Christchurch City Council is once again calling on the Government to re-think its approach to Three Waters Reform in its submissions on two bills.
The Council’s submissions raise concerns about the Government’s approach to reforming three waters, as well as the speed of the roll-out, and lack of meaningful engagement with impacted communities.
“We all agree there is a need for change in the way we deliver three waters but as a Council we’re not convinced this is the way to do it,” says Mayor Phil Mauger.
“These services are so important, and we’re really worried the Government is charging ahead without even acknowledging the glaring issues we’ve raised time and time again.
“I have written to the new Minister for Local Government to congratulate him, and invite him down to Christchurch. This is one thing we want to talk about, as it’s fundamental we sort it out together.”
The Water Services Legislation Bill sets out how the new water services entities will operate, including what they’re required to do, their regulatory powers, the tools they’ll use, and arrangements for the transition.
“We’ve repeatedly raised concerns about the transfer of integrated stormwater assets like wetlands and parks, and this Bill fails to provide clarity on how these will be dealt with,” says Mayor Mauger.
“We urge the Select Committee to reconsider the inclusion of stormwater infrastructure in the reform, as we have huge concerns about how this will work in practice.”
Through the submission the Council also reiterates concerns about the lack of public accountability in the governance structure for the four water services entities.
“Each of the four water services areas will have a regional representative group. In the past we’ve asked Government to strengthen local representation within these groups, but have seen no action to make this happen,” says Mayor Mauger.
The submission also points out a number of oversights in the Bill that could lead to the loss of public access to assets with mixed use, for example, recreational reserves that also play a role in stormwater management.
“We believe this could undermine the intention of reform, and we’re asking the Government to make changes to the legislation to ensure the public keep access to any affected assets,” says Mayor Mauger.
The Council questions whether the Government’s wider programme of reforms is aligned, and stresses that resource management and water reform legislation must work well together.
The Water Services Economic Efficiency and Consumer Protection Bill introduces the economic regulation and consumer protection measures for three waters. The Bill appoints the Commerce Commission as the economic and consumer protection regulator for the four new water services entities.
“This piece of legislation is key to ensuring our communities get good value for money and have protections in place if they’re unhappy with the services being provided,” says Mayor Mauger.
“Unfortunately, this Bill doesn’t give us that certainty as it defers responsibility to the Commerce Commission, which essentially kicks the can down the road.
“Legislation should ensure that the regulatory role played by the Commerce Commission is tailored to three waters services, and isn’t just a repetition of its role in other sectors.”
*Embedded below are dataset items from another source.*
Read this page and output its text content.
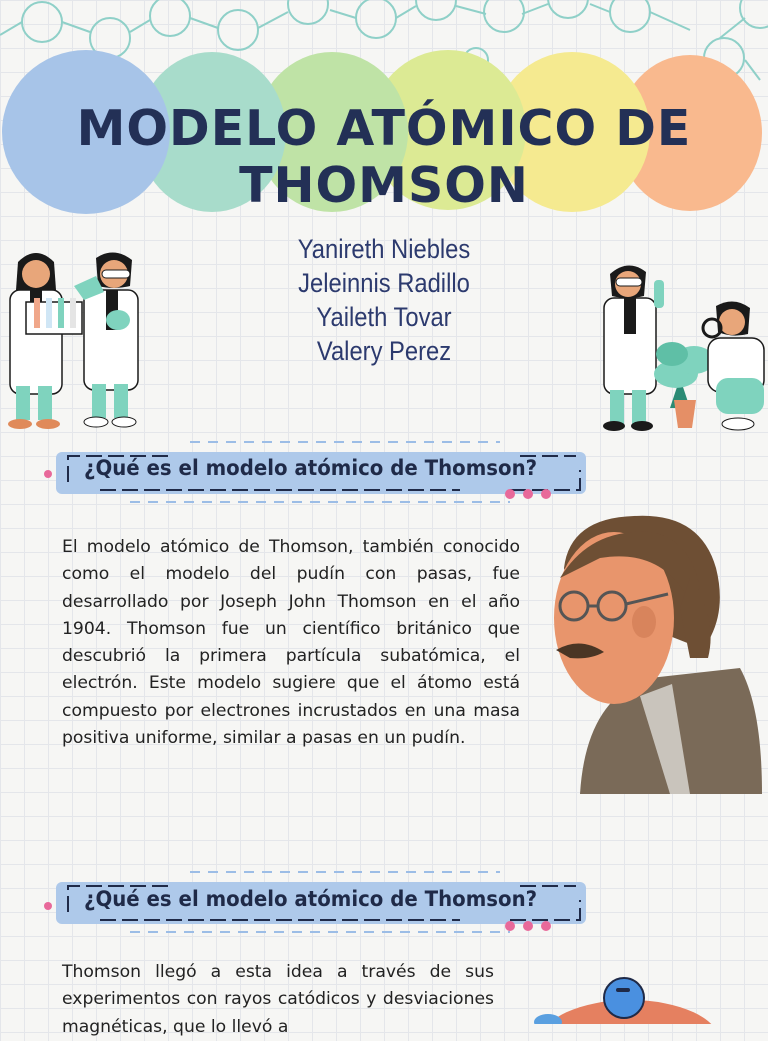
MODELO ATÓMICO DE THOMSON
Yanireth Niebles
Jeleinnis Radillo
Yaileth Tovar
Valery Perez
¿Qué es el modelo atómico de Thomson?
El modelo atómico de Thomson, también conocido como el modelo del pudín con pasas, fue desarrollado por Joseph John Thomson en el año 1904. Thomson fue un científico británico que descubrió la primera partícula subatómica, el electrón. Este modelo sugiere que el átomo está compuesto por electrones incrustados en una masa positiva uniforme, similar a pasas en un pudín.
¿Qué es el modelo atómico de Thomson?
Thomson llegó a esta idea a través de sus experimentos con rayos catódicos y desviaciones magnéticas, que lo llevó a
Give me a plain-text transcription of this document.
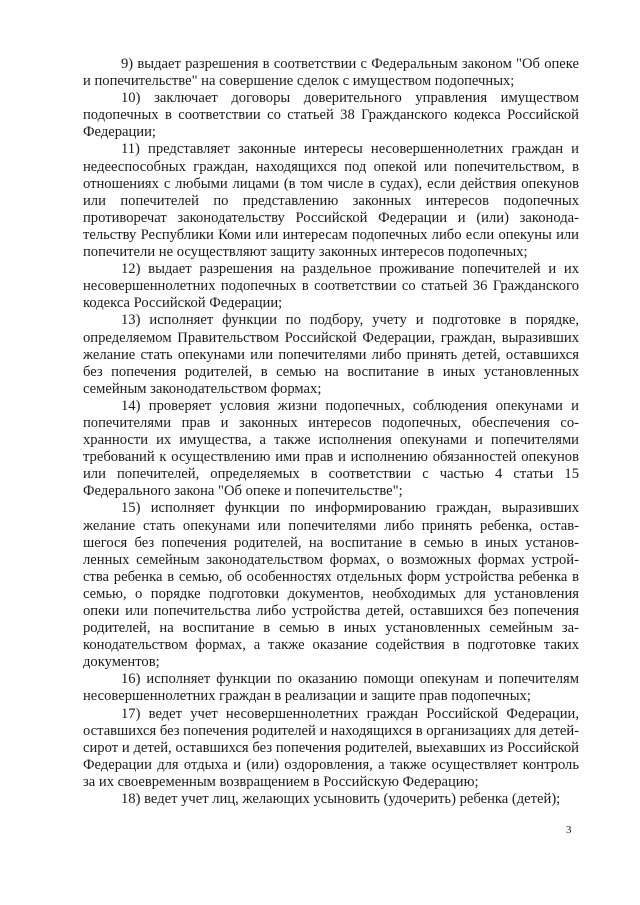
9) выдает разрешения в соответствии с Федеральным законом "Об опеке и попечительстве" на совершение сделок с имуществом подопечных;

10) заключает договоры доверительного управления имуществом подопечных в соответствии со статьей 38 Гражданского кодекса Российской Федерации;

11) представляет законные интересы несовершеннолетних граждан и недееспособных граждан, находящихся под опекой или попечительством, в отношениях с любыми лицами (в том числе в судах), если действия опекунов или попечителей по представлению законных интересов подопечных противоречат законодательству Российской Федерации и (или) законодательству Республики Коми или интересам подопечных либо если опекуны или попечители не осуществляют защиту законных интересов подопечных;

12) выдает разрешения на раздельное проживание попечителей и их несовершеннолетних подопечных в соответствии со статьей 36 Гражданского кодекса Российской Федерации;

13) исполняет функции по подбору, учету и подготовке в порядке, определяемом Правительством Российской Федерации, граждан, выразивших желание стать опекунами или попечителями либо принять детей, оставшихся без попечения родителей, в семью на воспитание в иных установленных семейным законодательством формах;

14) проверяет условия жизни подопечных, соблюдения опекунами и попечителями прав и законных интересов подопечных, обеспечения сохранности их имущества, а также исполнения опекунами и попечителями требований к осуществлению ими прав и исполнению обязанностей опекунов или попечителей, определяемых в соответствии с частью 4 статьи 15 Федерального закона "Об опеке и попечительстве";

15) исполняет функции по информированию граждан, выразивших желание стать опекунами или попечителями либо принять ребенка, оставшегося без попечения родителей, на воспитание в семью в иных установленных семейным законодательством формах, о возможных формах устройства ребенка в семью, об особенностях отдельных форм устройства ребенка в семью, о порядке подготовки документов, необходимых для установления опеки или попечительства либо устройства детей, оставшихся без попечения родителей, на воспитание в семью в иных установленных семейным законодательством формах, а также оказание содействия в подготовке таких документов;

16) исполняет функции по оказанию помощи опекунам и попечителям несовершеннолетних граждан в реализации и защите прав подопечных;

17) ведет учет несовершеннолетних граждан Российской Федерации, оставшихся без попечения родителей и находящихся в организациях для детей-сирот и детей, оставшихся без попечения родителей, выехавших из Российской Федерации для отдыха и (или) оздоровления, а также осуществляет контроль за их своевременным возвращением в Российскую Федерацию;

18) ведет учет лиц, желающих усыновить (удочерить) ребенка (детей);

3
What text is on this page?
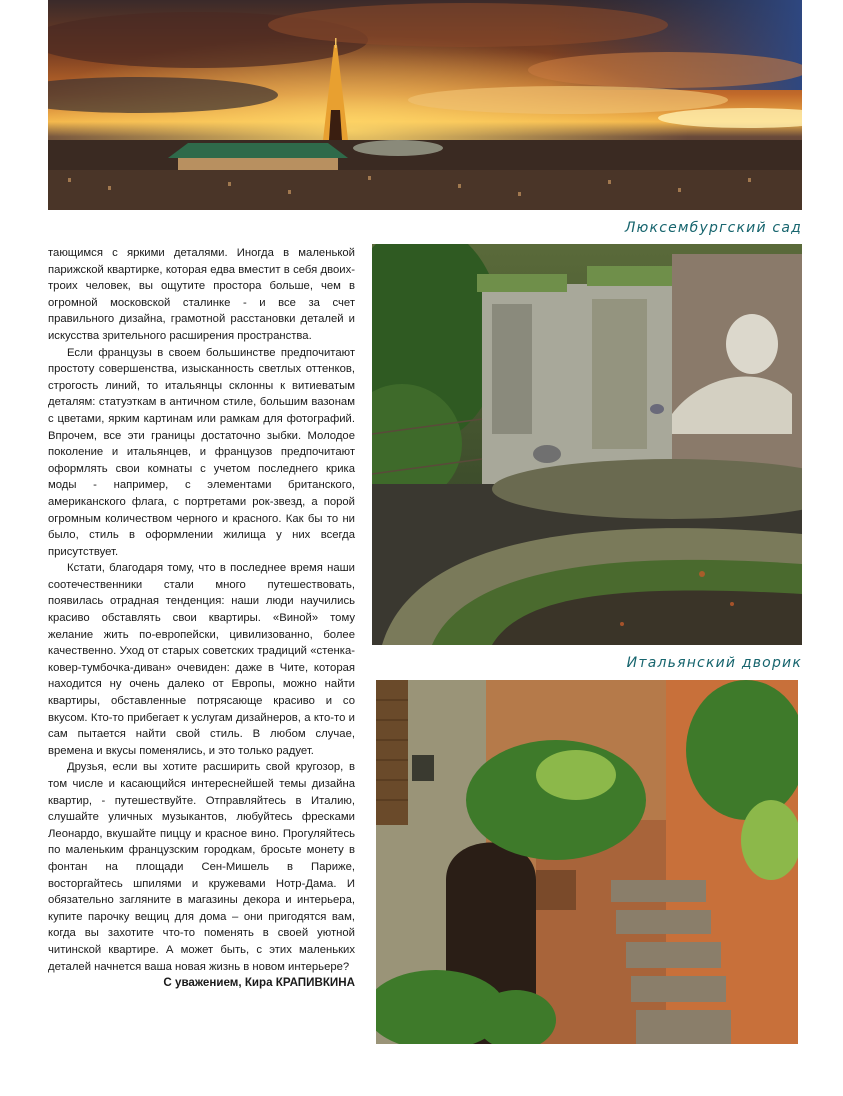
Люксембургский сад
Итальянский дворик

тающимся с яркими деталями. Иногда в маленькой парижской квартирке, которая едва вместит в себя двоих-троих человек, вы ощутите простора больше, чем в огромной московской сталинке - и все за счет правильного дизайна, грамотной расстановки деталей и искусства зрительного расширения пространства.

Если французы в своем большинстве предпочитают простоту совершенства, изысканность светлых оттенков, строгость линий, то итальянцы склонны к витиеватым деталям: статуэткам в античном стиле, большим вазонам с цветами, ярким картинам или рамкам для фотографий. Впрочем, все эти границы достаточно зыбки. Молодое поколение и итальянцев, и французов предпочитают оформлять свои комнаты с учетом последнего крика моды - например, с элементами британского, американского флага, с портретами рок-звезд, а порой огромным количеством черного и красного. Как бы то ни было, стиль в оформлении жилища у них всегда присутствует.

Кстати, благодаря тому, что в последнее время наши соотечественники стали много путешествовать, появилась отрадная тенденция: наши люди научились красиво обставлять свои квартиры. «Виной» тому желание жить по-европейски, цивилизованно, более качественно. Уход от старых советских традиций «стенка-ковер-тумбочка-диван» очевиден: даже в Чите, которая находится ну очень далеко от Европы, можно найти квартиры, обставленные потрясающе красиво и со вкусом. Кто-то прибегает к услугам дизайнеров, а кто-то и сам пытается найти свой стиль. В любом случае, времена и вкусы поменялись, и это только радует.

Друзья, если вы хотите расширить свой кругозор, в том числе и касающийся интереснейшей темы дизайна квартир, - путешествуйте. Отправляйтесь в Италию, слушайте уличных музыкантов, любуйтесь фресками Леонардо, вкушайте пиццу и красное вино. Прогуляйтесь по маленьким французским городкам, бросьте монету в фонтан на площади Сен-Мишель в Париже, восторгайтесь шпилями и кружевами Нотр-Дама. И обязательно загляните в магазины декора и интерьера, купите парочку вещиц для дома – они пригодятся вам, когда вы захотите что-то поменять в своей уютной читинской квартире. А может быть, с этих маленьких деталей начнется ваша новая жизнь в новом интерьере?

С уважением, Кира КРАПИВКИНА
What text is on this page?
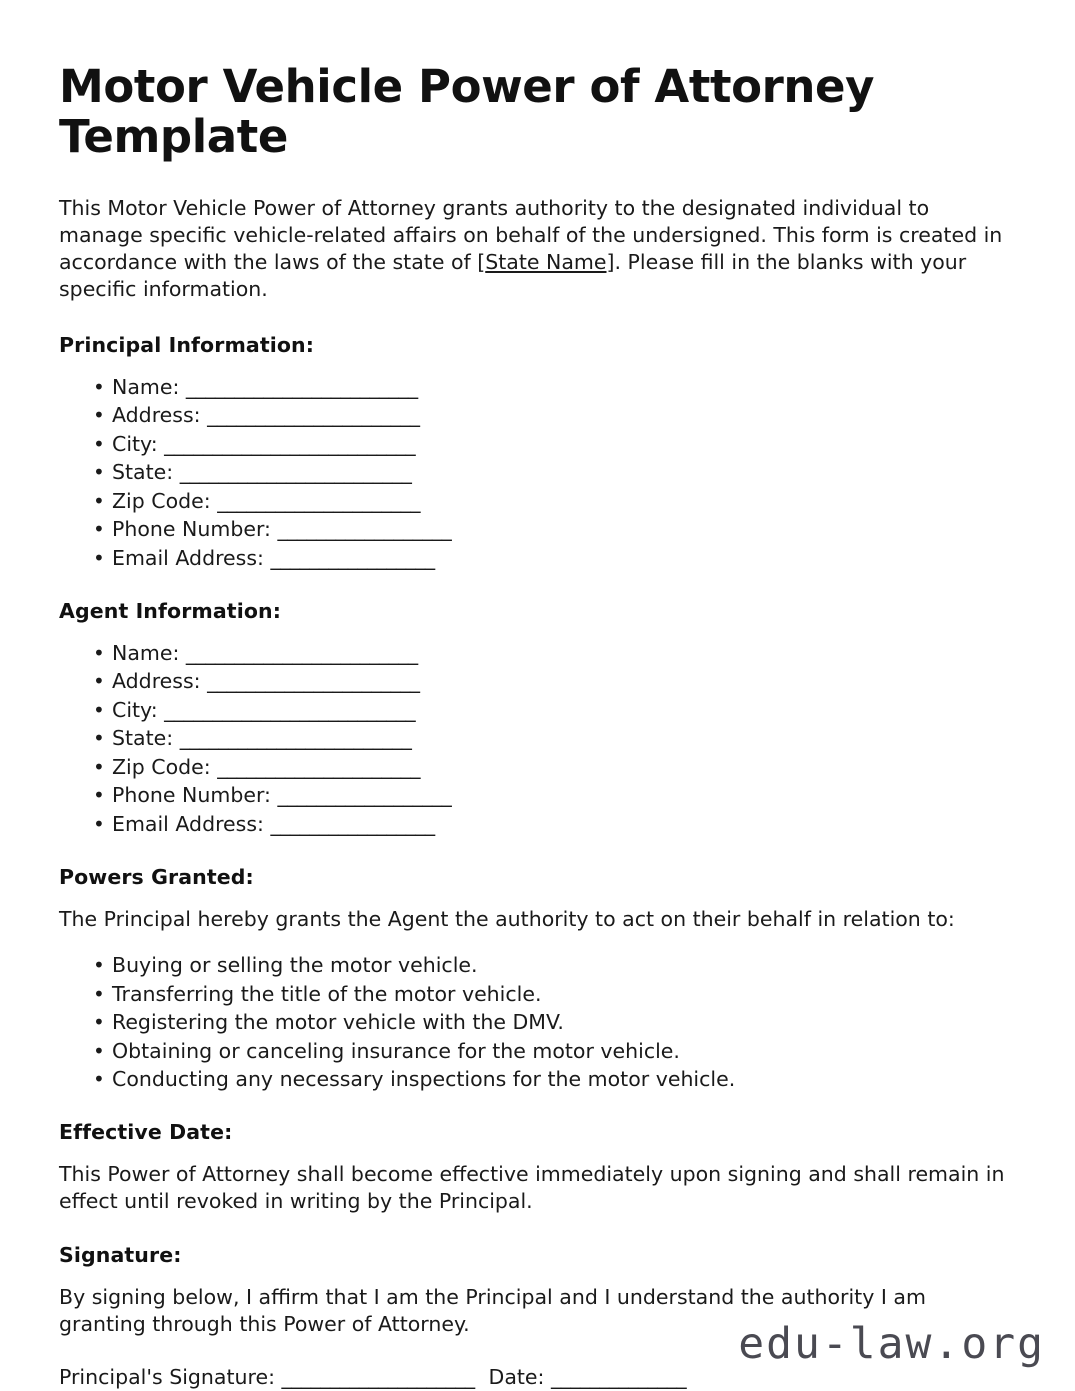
Motor Vehicle Power of Attorney Template

This Motor Vehicle Power of Attorney grants authority to the designated individual to manage specific vehicle-related affairs on behalf of the undersigned. This form is created in accordance with the laws of the state of [State Name]. Please fill in the blanks with your specific information.

Principal Information:
• Name: ________________________
• Address: ______________________
• City: __________________________
• State: ________________________
• Zip Code: _____________________
• Phone Number: __________________
• Email Address: _________________
Agent Information:
• Name: ________________________
• Address: ______________________
• City: __________________________
• State: ________________________
• Zip Code: _____________________
• Phone Number: __________________
• Email Address: _________________
Powers Granted:

The Principal hereby grants the Agent the authority to act on their behalf in relation to:

• Buying or selling the motor vehicle.
• Transferring the title of the motor vehicle.
• Registering the motor vehicle with the DMV.
• Obtaining or canceling insurance for the motor vehicle.
• Conducting any necessary inspections for the motor vehicle.
Effective Date:

This Power of Attorney shall become effective immediately upon signing and shall remain in effect until revoked in writing by the Principal.

Signature:

By signing below, I affirm that I am the Principal and I understand the authority I am granting through this Power of Attorney.

Principal's Signature: ____________________ Date: ______________
edu-law.org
There is also a lack of clarity on the rules and regulations that will guide the operation of the water services entities. The Commerce Commission has until 2027 to put these in place, but the entities will be operational from mid-2024.
“Water services entities will need to hit the ground running and interim measures need to be considered if rules and regulations won’t be in place by 2024,” says Mayor Mauger.
Mayor Mauger and Councillors have worked alongside staff to produce these submissions, which are now available online and will be discussed at the 15 February council meeting.
“Public consultation on the Bills is open until 12 February so there is still time for people to put in their own submissions,” Mayor Mauger says.